Zoe: Nobody's saying that, sir. Wash: Yeah, we're pretty much just giving each other significant glances and laughing incessantly.

'Our Mrs. Reynolds'


Natter 68: Bork Bork Bork  

Off-topic discussion. Wanna talk about corsets, duct tape, or physics? This is the place. Detailed discussion of any current-season TV must be whitefonted.


flea - Aug 09, 2011 1:44:41 pm PDT #19909 of 30001
information libertarian

If he's really young, he could be young enough that his PARENTS named him 3ric.

I wonder how my college's roommate's old friend Sun King Davis is doing on Google+.


Steph L. - Aug 09, 2011 1:49:48 pm PDT #19910 of 30001
this mess was yours / now your mess is mine

The price of used cars with good fuel economy has gone up a lot since the beginning of the year due to rising fuel prices.

Man, the Toyota dealership sends me e-mails every other month or so, practically offering me hookers and blow if I'm willing to sell back my Echo to them. Mind you, it's 11 years old and has over 130,000 miles on it. But they still want it (very likely because it still averages 32-33 mpg).

If he's really young, he could be young enough that his PARENTS named him 3ric.

I went to college with an attention-whore eccentric young woman who legally changed her first name to have an exclamation point at the end. And she made people say her name that way, with an uplift at the end. I did not like her.


Polter-Cow - Aug 09, 2011 1:56:45 pm PDT #19911 of 30001
What else besides ramen can you scoop? YOU CAN SCOOP THIS WORLD FROM DARKNESS!

I went to college with an attention-whore eccentric young woman who legally changed her first name to have an exclamation point at the end. And she made people say her name that way, with an uplift at the end. I did not like her.

Heh. How do you feel about David Malki !?

I spell my name with an exclamation point, like so: David Malki !

It’s considered an honorific, and used in the same manner as “Jr.” or “PhD”: there’s a single space before it. The exclamation point is not pronounced — though many have tried, often with hilarious results.


flea - Aug 09, 2011 2:03:08 pm PDT #19912 of 30001
information libertarian

Sounds like Sandi! from that SJP movie.

The Toyota dealer tried to get us to sell back our 2010 Matrix to them, and presumably buy something like an SUV. Nuh uh.
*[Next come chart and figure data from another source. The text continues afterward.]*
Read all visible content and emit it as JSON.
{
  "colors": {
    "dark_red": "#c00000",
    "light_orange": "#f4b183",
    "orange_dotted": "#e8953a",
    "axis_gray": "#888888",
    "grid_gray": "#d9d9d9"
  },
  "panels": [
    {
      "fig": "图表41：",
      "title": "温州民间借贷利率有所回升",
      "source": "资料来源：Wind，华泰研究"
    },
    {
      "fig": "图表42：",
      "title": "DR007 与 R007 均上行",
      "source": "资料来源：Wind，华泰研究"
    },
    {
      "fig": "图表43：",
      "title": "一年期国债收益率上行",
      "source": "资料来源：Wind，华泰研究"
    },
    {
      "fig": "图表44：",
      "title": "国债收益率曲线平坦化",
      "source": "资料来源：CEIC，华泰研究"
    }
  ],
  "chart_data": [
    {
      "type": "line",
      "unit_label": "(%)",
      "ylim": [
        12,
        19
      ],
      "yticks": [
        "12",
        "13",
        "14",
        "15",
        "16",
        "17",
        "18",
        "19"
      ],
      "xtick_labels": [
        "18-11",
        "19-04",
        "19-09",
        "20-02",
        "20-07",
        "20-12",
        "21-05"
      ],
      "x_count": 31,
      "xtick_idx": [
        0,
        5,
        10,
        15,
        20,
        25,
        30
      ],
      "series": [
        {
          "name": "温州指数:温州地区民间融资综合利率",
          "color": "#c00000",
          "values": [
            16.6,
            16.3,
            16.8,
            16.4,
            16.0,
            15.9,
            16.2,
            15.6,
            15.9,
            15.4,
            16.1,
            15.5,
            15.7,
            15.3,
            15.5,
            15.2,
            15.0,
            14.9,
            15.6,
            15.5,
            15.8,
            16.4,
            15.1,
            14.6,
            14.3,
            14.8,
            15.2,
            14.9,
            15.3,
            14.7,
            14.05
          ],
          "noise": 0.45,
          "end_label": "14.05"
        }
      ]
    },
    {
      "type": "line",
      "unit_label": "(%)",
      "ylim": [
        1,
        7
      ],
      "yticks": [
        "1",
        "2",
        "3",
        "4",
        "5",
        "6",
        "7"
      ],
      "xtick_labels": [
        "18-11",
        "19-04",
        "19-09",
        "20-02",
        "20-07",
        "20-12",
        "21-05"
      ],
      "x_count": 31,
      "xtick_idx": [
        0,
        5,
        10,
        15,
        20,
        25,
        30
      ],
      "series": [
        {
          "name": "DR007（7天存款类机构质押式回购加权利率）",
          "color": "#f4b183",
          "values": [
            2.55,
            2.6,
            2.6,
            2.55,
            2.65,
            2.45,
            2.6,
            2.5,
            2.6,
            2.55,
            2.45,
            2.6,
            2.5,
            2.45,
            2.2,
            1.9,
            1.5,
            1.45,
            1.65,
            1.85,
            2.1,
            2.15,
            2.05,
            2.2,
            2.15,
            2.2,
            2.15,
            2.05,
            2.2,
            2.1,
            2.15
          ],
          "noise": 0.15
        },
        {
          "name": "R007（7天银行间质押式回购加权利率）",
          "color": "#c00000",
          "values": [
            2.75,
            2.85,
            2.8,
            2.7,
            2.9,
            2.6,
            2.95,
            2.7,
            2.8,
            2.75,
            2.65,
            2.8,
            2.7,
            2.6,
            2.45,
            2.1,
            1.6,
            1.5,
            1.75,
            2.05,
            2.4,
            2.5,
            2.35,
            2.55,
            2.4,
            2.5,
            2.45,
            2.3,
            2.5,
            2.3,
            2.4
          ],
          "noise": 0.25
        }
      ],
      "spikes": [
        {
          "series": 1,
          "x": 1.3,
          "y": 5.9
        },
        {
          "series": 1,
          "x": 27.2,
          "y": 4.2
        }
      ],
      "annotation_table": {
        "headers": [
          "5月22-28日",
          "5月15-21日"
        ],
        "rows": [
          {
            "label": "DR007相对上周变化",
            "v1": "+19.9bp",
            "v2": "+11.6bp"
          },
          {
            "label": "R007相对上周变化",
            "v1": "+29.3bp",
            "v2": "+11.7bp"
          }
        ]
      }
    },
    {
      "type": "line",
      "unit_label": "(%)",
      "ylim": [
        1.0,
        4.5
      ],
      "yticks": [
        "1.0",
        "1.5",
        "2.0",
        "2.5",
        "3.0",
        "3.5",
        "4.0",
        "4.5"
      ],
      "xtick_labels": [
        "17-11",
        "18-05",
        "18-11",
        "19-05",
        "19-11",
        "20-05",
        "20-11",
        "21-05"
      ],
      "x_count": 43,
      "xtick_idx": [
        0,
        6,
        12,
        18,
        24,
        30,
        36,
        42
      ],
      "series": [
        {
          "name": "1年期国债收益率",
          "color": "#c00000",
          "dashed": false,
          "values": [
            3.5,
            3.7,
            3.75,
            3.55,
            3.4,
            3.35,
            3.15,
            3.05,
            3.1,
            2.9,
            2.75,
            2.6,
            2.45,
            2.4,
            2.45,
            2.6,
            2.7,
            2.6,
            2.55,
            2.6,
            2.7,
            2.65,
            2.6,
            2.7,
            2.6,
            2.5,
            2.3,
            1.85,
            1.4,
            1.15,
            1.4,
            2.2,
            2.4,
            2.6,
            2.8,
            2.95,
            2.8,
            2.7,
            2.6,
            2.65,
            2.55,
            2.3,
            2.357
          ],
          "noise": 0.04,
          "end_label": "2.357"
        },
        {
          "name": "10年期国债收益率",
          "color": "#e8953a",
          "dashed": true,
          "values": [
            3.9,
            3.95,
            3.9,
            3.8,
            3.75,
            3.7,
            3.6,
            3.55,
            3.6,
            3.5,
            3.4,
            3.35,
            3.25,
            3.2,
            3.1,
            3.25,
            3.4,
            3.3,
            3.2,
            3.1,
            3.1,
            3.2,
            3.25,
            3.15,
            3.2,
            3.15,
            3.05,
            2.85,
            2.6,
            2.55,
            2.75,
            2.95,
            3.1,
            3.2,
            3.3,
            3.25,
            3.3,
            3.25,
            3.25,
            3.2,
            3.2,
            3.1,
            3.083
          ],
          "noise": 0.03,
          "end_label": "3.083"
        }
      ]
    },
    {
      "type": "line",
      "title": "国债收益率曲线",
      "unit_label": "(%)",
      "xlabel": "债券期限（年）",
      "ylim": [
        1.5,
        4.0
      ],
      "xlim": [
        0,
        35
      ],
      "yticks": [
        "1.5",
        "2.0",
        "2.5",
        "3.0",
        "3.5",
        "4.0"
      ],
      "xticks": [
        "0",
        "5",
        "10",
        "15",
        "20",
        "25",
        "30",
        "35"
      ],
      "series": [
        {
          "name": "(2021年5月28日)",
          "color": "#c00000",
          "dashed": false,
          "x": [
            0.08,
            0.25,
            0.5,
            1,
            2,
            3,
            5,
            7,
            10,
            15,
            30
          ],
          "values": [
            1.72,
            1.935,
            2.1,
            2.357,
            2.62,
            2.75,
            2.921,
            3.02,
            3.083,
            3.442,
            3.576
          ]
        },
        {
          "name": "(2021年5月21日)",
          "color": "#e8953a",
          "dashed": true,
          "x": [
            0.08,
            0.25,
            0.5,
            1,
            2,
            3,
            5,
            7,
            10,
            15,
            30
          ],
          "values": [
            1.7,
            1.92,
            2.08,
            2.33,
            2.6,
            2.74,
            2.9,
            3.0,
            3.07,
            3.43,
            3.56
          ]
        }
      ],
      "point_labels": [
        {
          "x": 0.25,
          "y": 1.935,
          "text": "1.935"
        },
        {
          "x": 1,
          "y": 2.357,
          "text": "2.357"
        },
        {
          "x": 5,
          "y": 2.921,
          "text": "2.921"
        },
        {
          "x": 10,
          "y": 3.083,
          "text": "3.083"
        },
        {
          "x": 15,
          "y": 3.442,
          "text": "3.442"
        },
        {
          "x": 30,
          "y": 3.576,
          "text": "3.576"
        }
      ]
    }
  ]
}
I also, oddly, got a marketing email from the local Volvo dealership at my work email. Like I can afford a Volvo on my salary!


§ ita § - Aug 09, 2011 2:06:40 pm PDT #19913 of 30001
Well not canonically, no, but this is transformative fiction.

He changed it to 3ric. It's all on him.

I want to be ita ! now. But not an uplift--you have to raise your eyebrows at the end of my name. Yes, I shall be ita ! De La O. Bow down and profess your love to me, because I am that ridonkulous.

(I am sitting at my desk making ! faces--luckily no one can see my desk from where they sit)


Hil R. - Aug 09, 2011 2:19:01 pm PDT #19914 of 30001
Sometimes I think I might just move up to Vermont, open a bookstore or a vegan restaurant. Adam Schlesinger, z''l

Sounds like Sandi! from that SJP movie.

Wasn't that SanDeE* ? I remember the "big S, small a, small n, big D, small e, big E."


Sophia Brooks - Aug 09, 2011 2:27:26 pm PDT #19915 of 30001
Cats to become a rabbit should gather immediately now here

Man, the Toyota dealership sends me e-mails every other month or so, practically offering me hookers and blow if I'm willing to sell back my Echo to them. Mind you, it's 11 years old and has over 130,000 miles on it. But they still want it (very likely because it still averages 32-33 mpg).

Also, because I think they would sell it for $10,000!

I actually just really wish Rochester would get a zipcar that I could get without taking a bus. I am only thinking of getting a car because about 2X per month, I need to drive. The only problem is that I think if I get a vehicle the rides I get would dry up. But, I want to be able to take my kitty to the vet... she is getting old.


§ ita § - Aug 09, 2011 2:30:13 pm PDT #19916 of 30001
Well not canonically, no, but this is transformative fiction.

I just begged out of the intramural volleyball tourney this week by saying I was childish and a bad competitor. If you laugh when you say it, they don't treat you like it's true.


DavidS - Aug 09, 2011 2:41:56 pm PDT #19917 of 30001
"Look, son, if it's good enough for Shirley Bassey, it's good enough for you."

ita !

Heh. ::raises brow in salute::


Consuela - Aug 09, 2011 2:47:24 pm PDT #19918 of 30001
We are Buffistas. This isn't our first apocalypse. -- Pix

argh, I hate FB. I just talked myself out of replying to a conservative talking point posted by a former coworker.

Seriously: how can anyone say "Yay that welfare recipients in FL and KY have to get drug tests!" without realizing that by that logic, I should get a drug test before I get my mortgage interest tax deduction, or a library card?